Los pensamientos de Tesla fueron a Grillo, a Jo-Beth y Howie, y les instaron a salir a la seguridad del Cosmos, pero sus mensajes fueron interrumpidos por una luz que comenzó en el corazón mismo de la sombra. Tesla no veía la torre, pero sí la sacudida que estremeció la plataforma; la bola de fuego se hizo visible y un segundo relámpago apareció un instante después, la luz más brillante que Tesla había visto en toda su vida, del amarillo al blanco en un abrir y cerrar de ojos…
Ya no podemos hacer más, pensó Tesla, mientras el fuego crecía casi de manera obscena. Yo podría estar en casa.
Se imaginó a sí misma —mujer, hombre y mono en un solo cuerpo magullado— en el umbral de la cabaña, mientras las luces de la bomba ardían contra su rostro. Luego se imaginó el mismo rostro y el mismo cuerpo en otro lugar. Sólo tenía segundos para actuar, pero el pensamiento era rápido.

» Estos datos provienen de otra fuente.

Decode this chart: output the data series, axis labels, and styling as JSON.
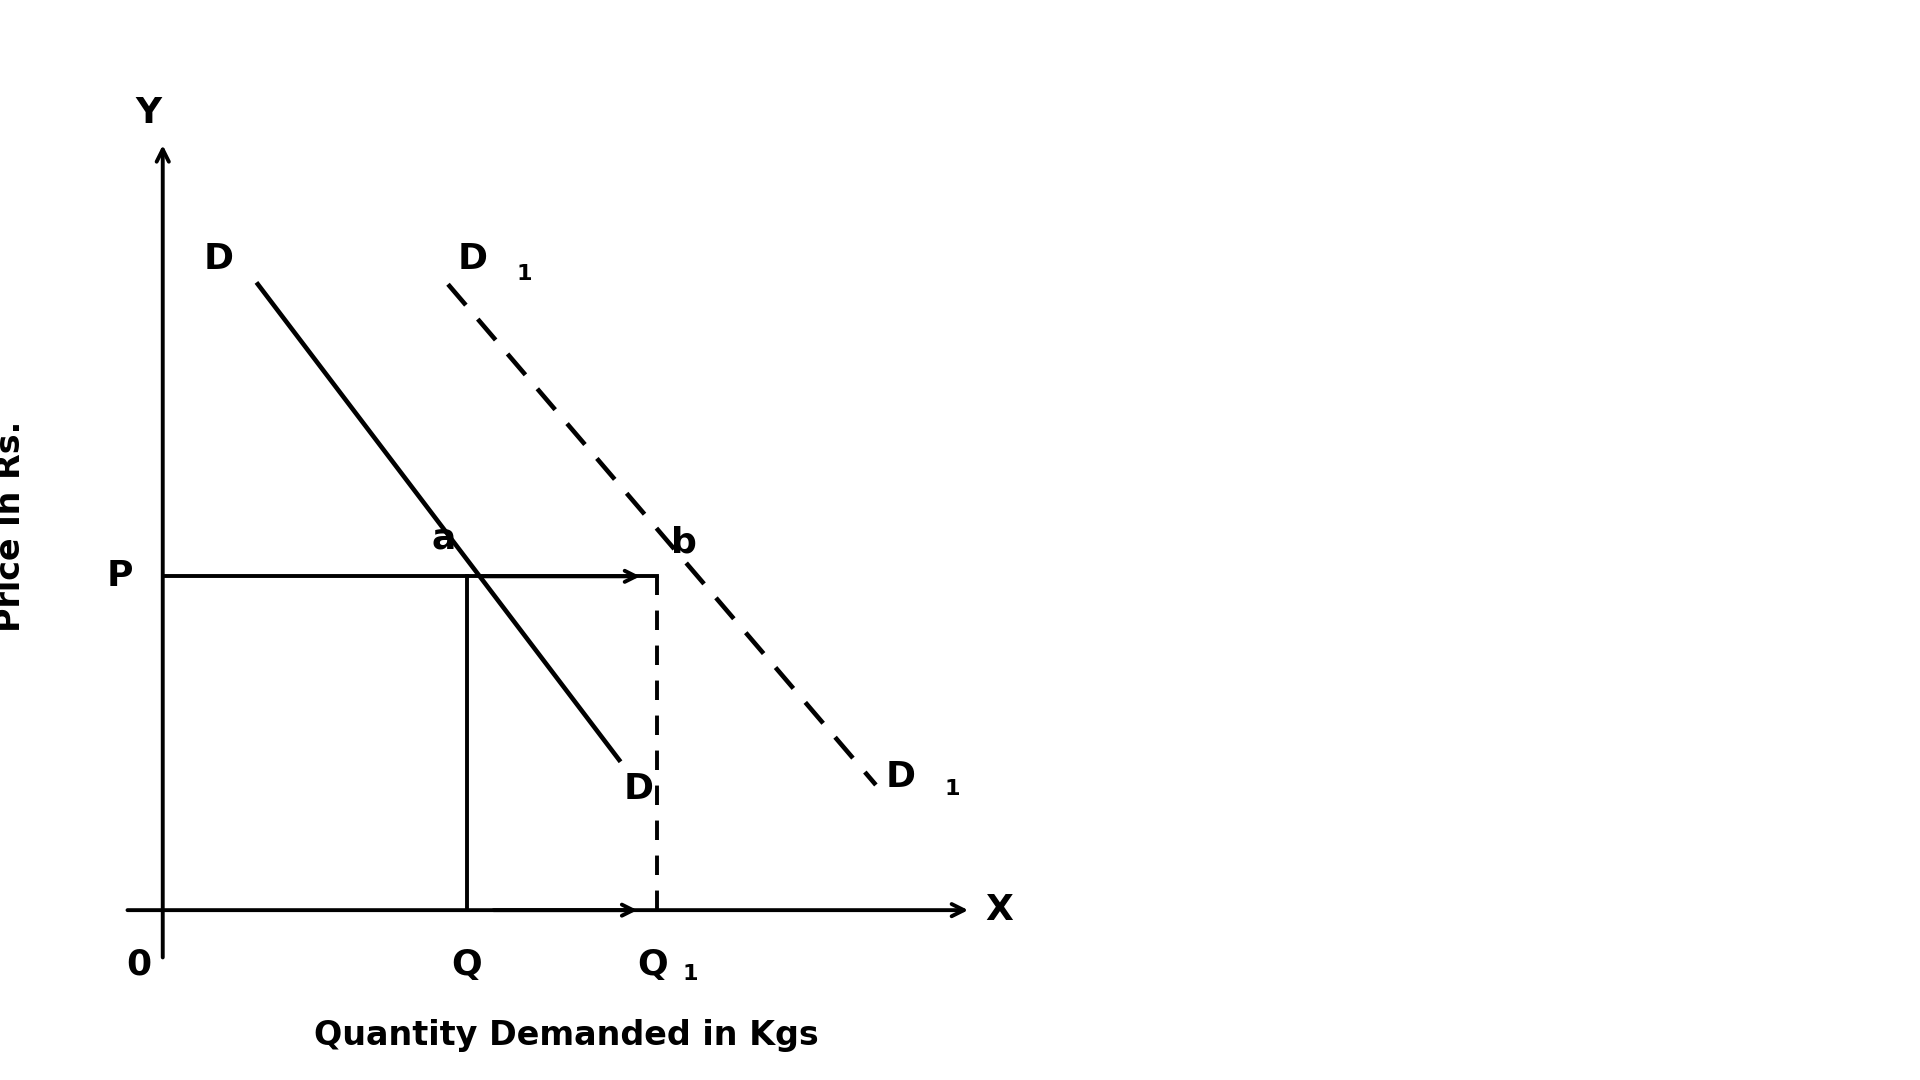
{
  "bg_color": "#ffffff",
  "axis_color": "#000000",
  "line_color": "#000000",
  "figsize": [
    19.2,
    10.8
  ],
  "dpi": 100,
  "xlim": [
    -0.5,
    10
  ],
  "ylim": [
    -1.0,
    10
  ],
  "ox": 0,
  "oy": 0,
  "P_y": 4.0,
  "Q_x": 3.2,
  "Q1_x": 5.2,
  "D_x0": 1.0,
  "D_y0": 7.5,
  "D_x1": 4.8,
  "D_y1": 1.8,
  "D1_x0": 3.0,
  "D1_y0": 7.5,
  "D1_x1": 7.5,
  "D1_y1": 1.5,
  "x_axis_left": -0.4,
  "x_axis_right": 8.5,
  "y_axis_bottom": -0.6,
  "y_axis_top": 9.2,
  "ylabel": "Price in Rs.",
  "xlabel": "Quantity Demanded in Kgs",
  "label_fontsize": 24,
  "annotation_fontsize": 26,
  "lw": 2.8
}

Al otro lado del desierto vio cómo las huestes del Iad echaban el velo de grumos a un lado mientras la nube ardiente crecía hasta eclipsarlos. Sus rostros eran como flores del tamaño de montañas, y seguían abriéndose, garganta tras garganta tras garganta. Era un alarde aterrador, su enormidad parecía ocultar laberintos que se volvían del revés a medida que se desvelaban. Túneles que se convertían en torres de carne, si es que era carne de lo que estaban formados, que se transformaban, y se volvían a transformar de tal manera que cada parte de ellos se encontraba en estado de constante cambio. Si la singularidad era su apetito, no podían esperar otra cosa que salvación de tan prodigioso flujo.

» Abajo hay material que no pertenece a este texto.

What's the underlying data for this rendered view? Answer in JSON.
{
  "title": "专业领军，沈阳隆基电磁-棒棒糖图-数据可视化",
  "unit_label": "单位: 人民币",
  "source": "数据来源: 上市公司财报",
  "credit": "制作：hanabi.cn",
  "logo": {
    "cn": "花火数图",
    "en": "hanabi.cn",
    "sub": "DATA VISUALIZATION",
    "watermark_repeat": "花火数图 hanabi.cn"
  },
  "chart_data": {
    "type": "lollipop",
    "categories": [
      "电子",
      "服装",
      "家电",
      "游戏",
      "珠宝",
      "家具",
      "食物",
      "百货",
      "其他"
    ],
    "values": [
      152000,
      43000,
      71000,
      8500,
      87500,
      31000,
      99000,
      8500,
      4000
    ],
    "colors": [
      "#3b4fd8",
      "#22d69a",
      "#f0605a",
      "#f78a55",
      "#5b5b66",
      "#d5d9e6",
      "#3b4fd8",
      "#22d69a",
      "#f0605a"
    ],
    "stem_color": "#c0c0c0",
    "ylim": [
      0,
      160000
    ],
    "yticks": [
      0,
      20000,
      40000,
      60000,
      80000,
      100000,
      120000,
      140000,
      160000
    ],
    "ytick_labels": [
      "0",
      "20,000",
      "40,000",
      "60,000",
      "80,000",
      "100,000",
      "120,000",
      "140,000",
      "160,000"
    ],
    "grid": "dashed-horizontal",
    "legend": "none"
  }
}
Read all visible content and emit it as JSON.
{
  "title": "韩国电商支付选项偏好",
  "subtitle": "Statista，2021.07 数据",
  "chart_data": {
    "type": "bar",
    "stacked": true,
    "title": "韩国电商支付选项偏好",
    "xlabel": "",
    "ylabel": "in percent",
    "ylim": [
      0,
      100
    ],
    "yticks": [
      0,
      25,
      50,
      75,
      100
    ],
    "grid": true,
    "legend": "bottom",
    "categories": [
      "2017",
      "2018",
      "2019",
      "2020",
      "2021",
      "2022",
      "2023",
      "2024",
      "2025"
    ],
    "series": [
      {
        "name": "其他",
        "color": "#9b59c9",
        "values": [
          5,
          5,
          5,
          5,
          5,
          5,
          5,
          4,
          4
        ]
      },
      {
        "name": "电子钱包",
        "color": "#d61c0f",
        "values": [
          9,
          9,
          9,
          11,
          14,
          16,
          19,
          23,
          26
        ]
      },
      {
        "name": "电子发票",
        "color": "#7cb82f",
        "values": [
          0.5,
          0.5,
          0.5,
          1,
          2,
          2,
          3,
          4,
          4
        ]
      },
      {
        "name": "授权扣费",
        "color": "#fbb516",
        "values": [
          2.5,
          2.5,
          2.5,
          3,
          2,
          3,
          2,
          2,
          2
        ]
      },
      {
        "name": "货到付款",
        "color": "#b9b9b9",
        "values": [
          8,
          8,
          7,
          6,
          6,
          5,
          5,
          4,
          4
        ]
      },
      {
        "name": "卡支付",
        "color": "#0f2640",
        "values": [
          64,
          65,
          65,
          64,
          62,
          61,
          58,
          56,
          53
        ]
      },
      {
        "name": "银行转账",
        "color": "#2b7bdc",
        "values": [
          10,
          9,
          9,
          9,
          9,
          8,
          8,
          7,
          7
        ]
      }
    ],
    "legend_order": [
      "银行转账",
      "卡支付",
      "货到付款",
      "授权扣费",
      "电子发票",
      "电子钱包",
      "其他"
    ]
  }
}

Montañas y pulgas, había dicho Jaffe, y Tesla vio en ese momento lo que había querido decir con esas palabras. Los Iad eran, sobre todo, una nación de leviatanes, hirviendo en innumerables parásitos y abriéndose las tripas, una y otra vez, con la vana esperanza de poder deshacerse de ellos; o bien ellos mismos eran los parásitos, tan numerosos que, juntos, parecían montañas. Pero Tesla nunca llegaría a saber, en este lado de la existencia, o de Trinidad, cuál de las dos opciones era la verdadera. Antes de poder interpretar las incontables formas que adoptaban los Iad, la explosión los eclipsó, consumiendo el misterio en su fuego.

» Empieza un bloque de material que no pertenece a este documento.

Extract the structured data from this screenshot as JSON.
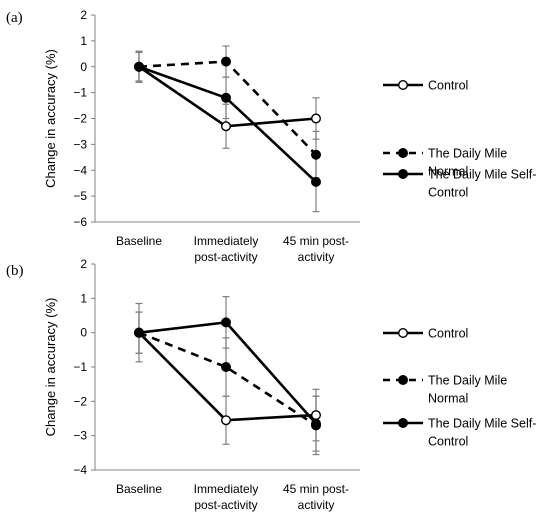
{
  "chart_data": [
    {
      "type": "line",
      "panel_label": "(a)",
      "categories": [
        "Baseline",
        "Immediately post-activity",
        "45 min post-activity"
      ],
      "category_lines": [
        [
          "Baseline"
        ],
        [
          "Immediately",
          "post-activity"
        ],
        [
          "45 min post-",
          "activity"
        ]
      ],
      "ylabel": "Change in accuracy (%)",
      "ylim": [
        -6,
        2
      ],
      "yticks": [
        2,
        1,
        0,
        -1,
        -2,
        -3,
        -4,
        -5,
        -6
      ],
      "series": [
        {
          "name": "Control",
          "values": [
            0,
            -2.3,
            -2.0
          ],
          "errors": [
            0.6,
            0.85,
            0.8
          ],
          "marker": "open",
          "dash": "solid"
        },
        {
          "name": "The Daily Mile Normal",
          "values": [
            0,
            0.2,
            -3.4
          ],
          "errors": [
            0.55,
            0.6,
            0.9
          ],
          "marker": "filled",
          "dash": "dashed"
        },
        {
          "name": "The Daily Mile Self-Control",
          "values": [
            0,
            -1.2,
            -4.45
          ],
          "errors": [
            0.6,
            0.8,
            1.15
          ],
          "marker": "filled",
          "dash": "solid"
        }
      ]
    },
    {
      "type": "line",
      "panel_label": "(b)",
      "categories": [
        "Baseline",
        "Immediately post-activity",
        "45 min post-activity"
      ],
      "category_lines": [
        [
          "Baseline"
        ],
        [
          "Immediately",
          "post-activity"
        ],
        [
          "45 min post-",
          "activity"
        ]
      ],
      "ylabel": "Change in accuracy (%)",
      "ylim": [
        -4,
        2
      ],
      "yticks": [
        2,
        1,
        0,
        -1,
        -2,
        -3,
        -4
      ],
      "series": [
        {
          "name": "Control",
          "values": [
            0,
            -2.55,
            -2.4
          ],
          "errors": [
            0.6,
            0.7,
            0.75
          ],
          "marker": "open",
          "dash": "solid"
        },
        {
          "name": "The Daily Mile Normal",
          "values": [
            0,
            -1.0,
            -2.7
          ],
          "errors": [
            0.6,
            0.85,
            0.85
          ],
          "marker": "filled",
          "dash": "dashed"
        },
        {
          "name": "The Daily Mile Self-Control",
          "values": [
            0,
            0.3,
            -2.65
          ],
          "errors": [
            0.85,
            0.75,
            0.8
          ],
          "marker": "filled",
          "dash": "solid"
        }
      ]
    }
  ],
  "legend": [
    {
      "lines": [
        "Control"
      ]
    },
    {
      "lines": [
        "The Daily Mile",
        "Normal"
      ]
    },
    {
      "lines": [
        "The Daily Mile Self-",
        "Control"
      ]
    }
  ],
  "colors": {
    "line": "#000000",
    "errorbar": "#808080",
    "axis": "#808080"
  }
}
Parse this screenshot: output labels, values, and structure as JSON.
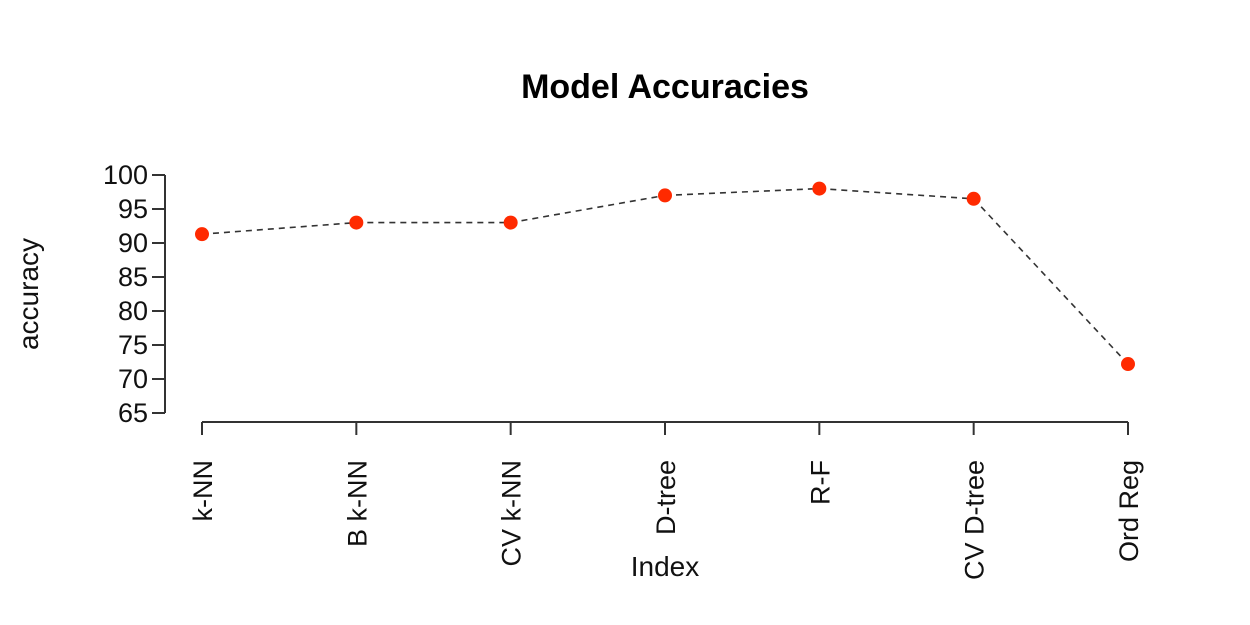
{
  "chart_data": {
    "type": "line",
    "title": "Model Accuracies",
    "xlabel": "Index",
    "ylabel": "accuracy",
    "categories": [
      "k-NN",
      "B k-NN",
      "CV k-NN",
      "D-tree",
      "R-F",
      "CV D-tree",
      "Ord Reg"
    ],
    "series": [
      {
        "values": [
          91.3,
          93.0,
          93.0,
          97.0,
          98.0,
          96.5,
          72.2
        ]
      }
    ],
    "ylim": [
      65,
      100
    ],
    "yticks": [
      65,
      70,
      75,
      80,
      85,
      90,
      95,
      100
    ],
    "grid": false,
    "line_style": "dashed",
    "marker_color": "#ff2a00",
    "line_color": "#333333"
  }
}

Al mismo tiempo, la Curva de Kissoon, una vez cumplida su misión de una manera que su propio creador jamás hubiera podido imaginar, desapareció. Si el mecanismo de la torre no consiguió acabar por completo con los Iad, por lo menos pudo desbaratarlos, y su locura y su apetito quedaron sellados para siempre en un instante de tiempo perdido.